Then, I wrote another set of scripts to find, as of every day in that period, my running average for that weekday; and whether a new record was set (one script requires an Airtable account, the other just exports the data as a CSV).

Code

For more details / instructions or to view the code itself, see GitHub.

This set of scripts is meant to be run on your local machine. Together, you can use them to:

  1. Scrape your crossword solve times from New York Times Games and export as a CSV. I needed to use Selenium because each crossword’s page has a pop-up window with a “Play” button you need to click before the solve time element is loaded.
  2. Calculate running averages and solve time records for each day within a given time frame. Running averages and solve time records are calculated/stored for each day of the week separately (e.g. Monday will have its own set of running averages and solve time records).
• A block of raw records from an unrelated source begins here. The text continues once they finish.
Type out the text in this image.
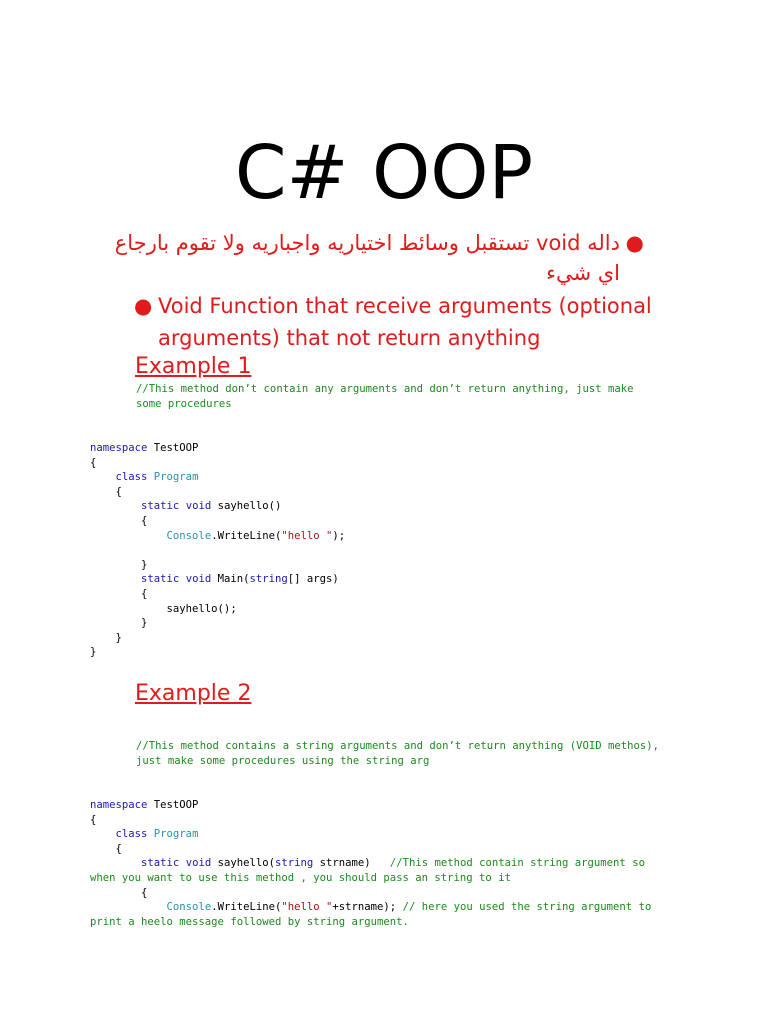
C# OOP
●
داله void تستقبل وسائط اختياريه واجباريه ولا تقوم بارجاع
اي شيء
● Void Function that receive arguments (optional
arguments) that not return anything
Example 1
//This method don’t contain any arguments and don’t return anything, just make
some procedures
namespace TestOOP
{
class Program
{
static void sayhello()
{
Console.WriteLine("hello ");

}
static void Main(string[] args)
{
sayhello();
}
}
}
Example 2
//This method contains a string arguments and don’t return anything (VOID methos),
just make some procedures using the string arg
namespace TestOOP
{
class Program
{
static void sayhello(string strname)   //This method contain string argument so
when you want to use this method , you should pass an string to it
{
Console.WriteLine("hello "+strname); // here you used the string argument to
print a heelo message followed by string argument.
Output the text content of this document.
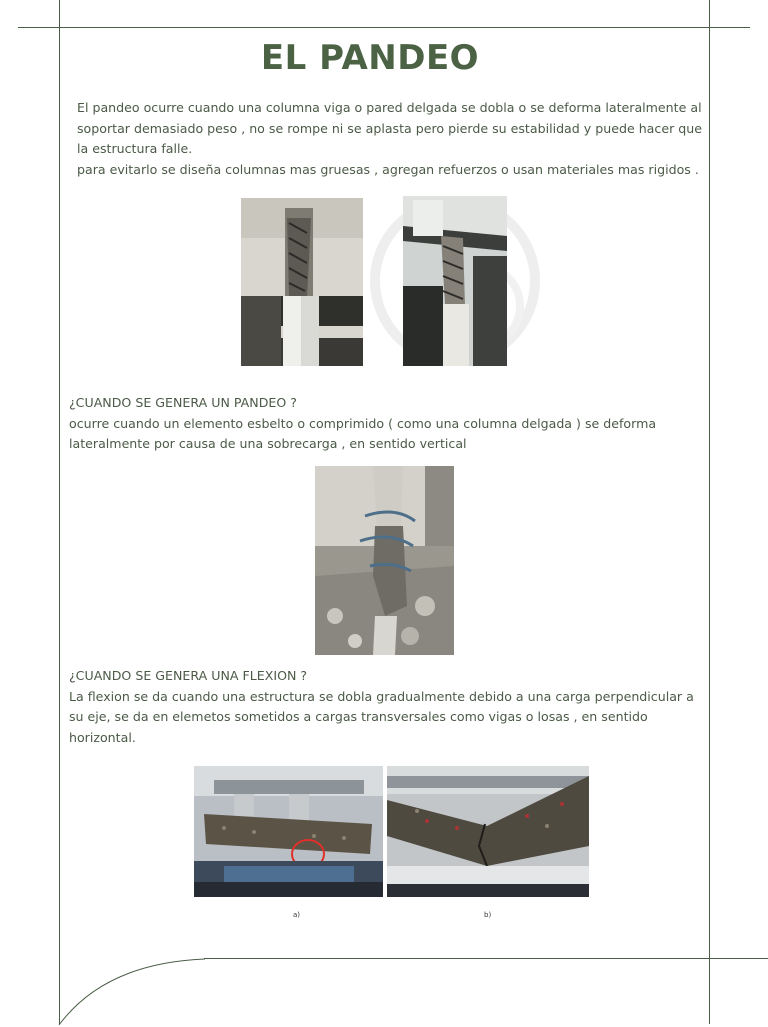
EL PANDEO
El pandeo ocurre cuando una columna viga o pared delgada se dobla o se deforma lateralmente al
soportar demasiado peso , no se rompe ni se aplasta pero pierde su estabilidad y puede hacer que
la estructura falle.
para evitarlo se diseña columnas mas gruesas , agregan refuerzos o usan materiales mas rigidos .
¿CUANDO SE GENERA UN PANDEO ?
ocurre cuando un elemento esbelto o comprimido ( como una columna delgada ) se deforma
lateralmente por causa de una sobrecarga , en sentido vertical
¿CUANDO SE GENERA UNA FLEXION ?
La flexion se da cuando una estructura se dobla gradualmente debido a una carga perpendicular a
su eje, se da en elemetos sometidos a cargas transversales como vigas o losas , en sentido
horizontal.
a)	b)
You can choose to calculate and store this data locally (exported as a CSV), or calculate and store in Airtable so that you can easily visualize how your running solve time average has changed over time (hopefully trending downwards!) and when new records were set.

get_crossword_stats.py

  • Prompts for a date range for retrieving stats
  • Opens up a Chrome window controlled by Selenium
  • Waits for you to login manually using your Apple or Facebook login (if you try to login with your email/password, it will detect that a “robot” is trying to login)
  • Redirects to the page for the first puzzle in the date range you entered
  • For each date in your set date range, scrapes your solve time and exports to a CSV

calculate_running_averages_and_records_to_csv.py

  • Opens your solve times CSV and saves as a new file, then for each day in the range given:
    • Calculates/stores your running average for that day of week
    • Determines whether you set a new record
    • Stores your current record for that day of the week

calculate_running_averages_and_records_airtable.py

I knew I wanted my data in Airtable for analysis and long-term storage, so this script just does the same thing as the last one, but instead of exporting a CSV it updates the data in Airtable directly.

Data

With all my data in Airtable, I was able to visualize the trends I had been interested in. Here’s the big picture — my running average solve time for every day of the week from April 4, 2022 through October 11, 2023:

https://images.spr.so/cdn-cgi/imagedelivery/j42No7y-dcokJuNgXeA0ig/5f5a8260-df26-4324-9221-18475d0a5335/all_days_running_average/w=1920,quality=80

Clearly, the NYT does a good job increasing the difficulty by day of week — after just a month of crosswords (~4 of each day of the week), my average solve times settled into a neat order from fastest (Mondays) to slowest (Sundays).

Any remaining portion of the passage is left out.